I problemi da risolvere per la decarbonizzazione della Pa, dunque, sono tanti, e il sondaggio di TEHA li mette nero su bianco, evidenziando come le problematiche più sentite dagli addetti ai lavori siano i ritardi burocratici e l’eccessivo numero di enti coinvolti (indicati dal 68% del campione) e la mancanza di fondi (53%). Seguono la carenza di competenze tecniche all’interno della Pa (42%), l’adozione del criterio del massimo ribasso come principale metodo di selezione nelle gare d’appalto (32%), e criticità nella fase di diagnosi e monitoraggio dei risultati degli interventi (26%).

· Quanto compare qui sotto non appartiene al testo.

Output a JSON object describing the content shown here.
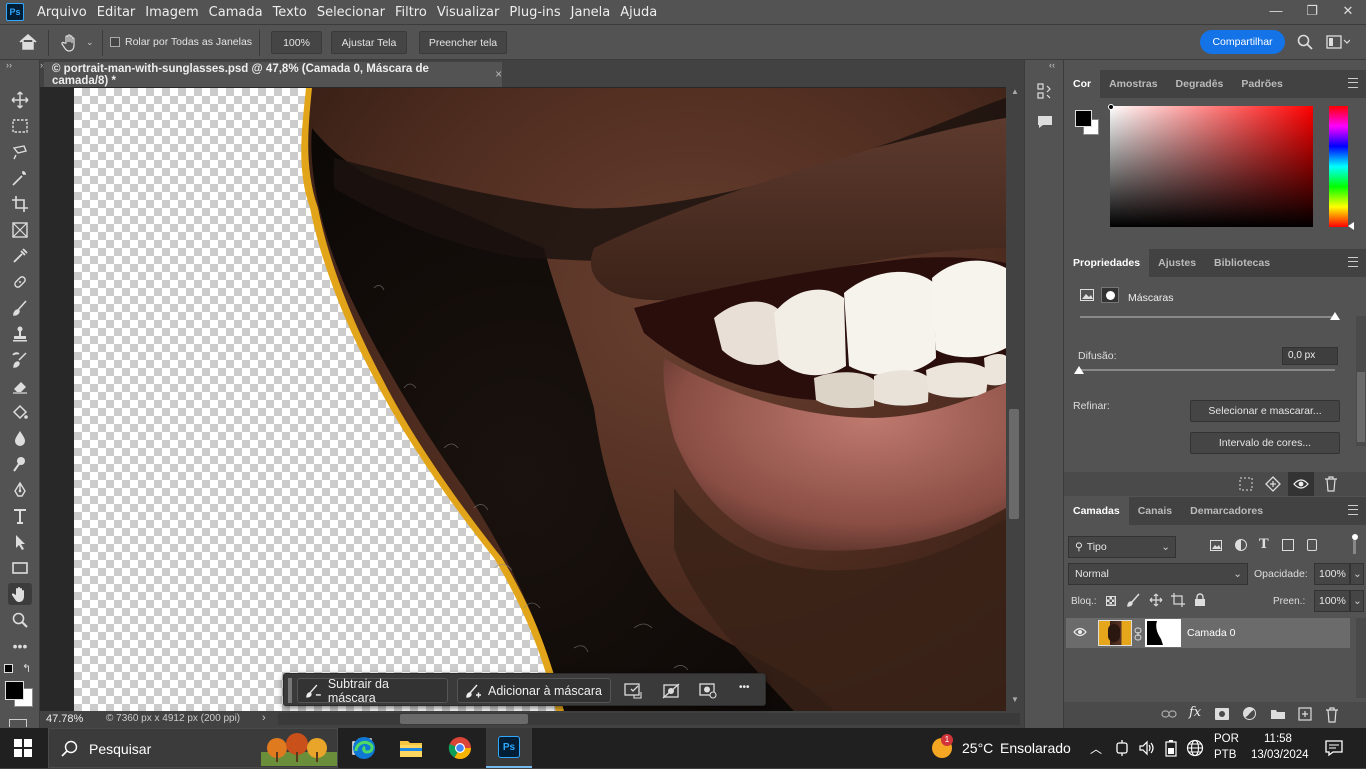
{
  "app": {
    "logo": "Ps"
  },
  "menu": [
    "Arquivo",
    "Editar",
    "Imagem",
    "Camada",
    "Texto",
    "Selecionar",
    "Filtro",
    "Visualizar",
    "Plug-ins",
    "Janela",
    "Ajuda"
  ],
  "window_controls": {
    "minimize": "—",
    "restore": "❐",
    "close": "✕"
  },
  "options": {
    "scroll_all_label": "Rolar por Todas as Janelas",
    "zoom_btn": "100%",
    "fit_btn": "Ajustar Tela",
    "fill_btn": "Preencher tela",
    "share": "Compartilhar"
  },
  "document": {
    "tab_title": "© portrait-man-with-sunglasses.psd @ 47,8% (Camada 0, Máscara de camada/8) *",
    "close": "×"
  },
  "status": {
    "zoom": "47.78%",
    "info": "© 7360 px x 4912 px (200 ppi)",
    "arrow": "›"
  },
  "maskbar": {
    "subtract": "Subtrair da máscara",
    "add": "Adicionar à máscara",
    "more": "•••"
  },
  "color_panel": {
    "tabs": [
      "Cor",
      "Amostras",
      "Degradês",
      "Padrões"
    ],
    "fg": "#000000",
    "bg": "#ffffff",
    "hue": "#ff0000"
  },
  "properties": {
    "tabs": [
      "Propriedades",
      "Ajustes",
      "Bibliotecas"
    ],
    "masks_label": "Máscaras",
    "feather_label": "Difusão:",
    "feather_value": "0,0 px",
    "refine_label": "Refinar:",
    "select_mask_btn": "Selecionar e mascarar...",
    "color_range_btn": "Intervalo de cores..."
  },
  "layers": {
    "tabs": [
      "Camadas",
      "Canais",
      "Demarcadores"
    ],
    "filter": "Tipo",
    "blend_mode": "Normal",
    "opacity_label": "Opacidade:",
    "opacity": "100%",
    "lock_label": "Bloq.:",
    "fill_label": "Preen.:",
    "fill": "100%",
    "items": [
      {
        "name": "Camada 0"
      }
    ]
  },
  "taskbar": {
    "search": "Pesquisar",
    "weather_temp": "25°C",
    "weather_text": "Ensolarado",
    "weather_badge": "1",
    "lang1": "POR",
    "lang2": "PTB",
    "time": "11:58",
    "date": "13/03/2024"
  },
  "colors": {
    "accent": "#1473e6",
    "panel": "#535353",
    "dark": "#424242"
  }
}
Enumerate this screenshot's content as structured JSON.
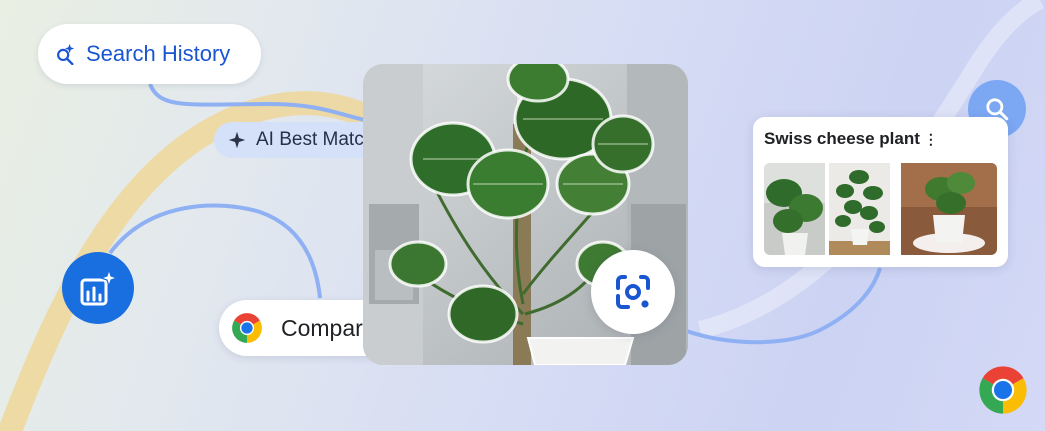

Un ulteriore e interessante elemento critico emerso dal sondaggio è l’importanza di considerare ognuna delle parti di cui si compongono gli edifici pubblici al momento di definire gli interventi di efficientamento, considerando anche i flussi di persone come una delle dimensioni da esaminare: porte, tornelli e ascensori sono, infatti, anch’essi elementi che possono essere integrati e connessi e contribuire all’efficienza energetica del complesso. Un buon esempio in tal senso sono le soluzioni che consentono di trasformare l’energia in eccesso generata da un ascensore in fase di frenatura in elettricità che può essere riutilizzata altrove nell’edificio, ad esempio per l’illuminazione delle aree comuni o il condizionamento.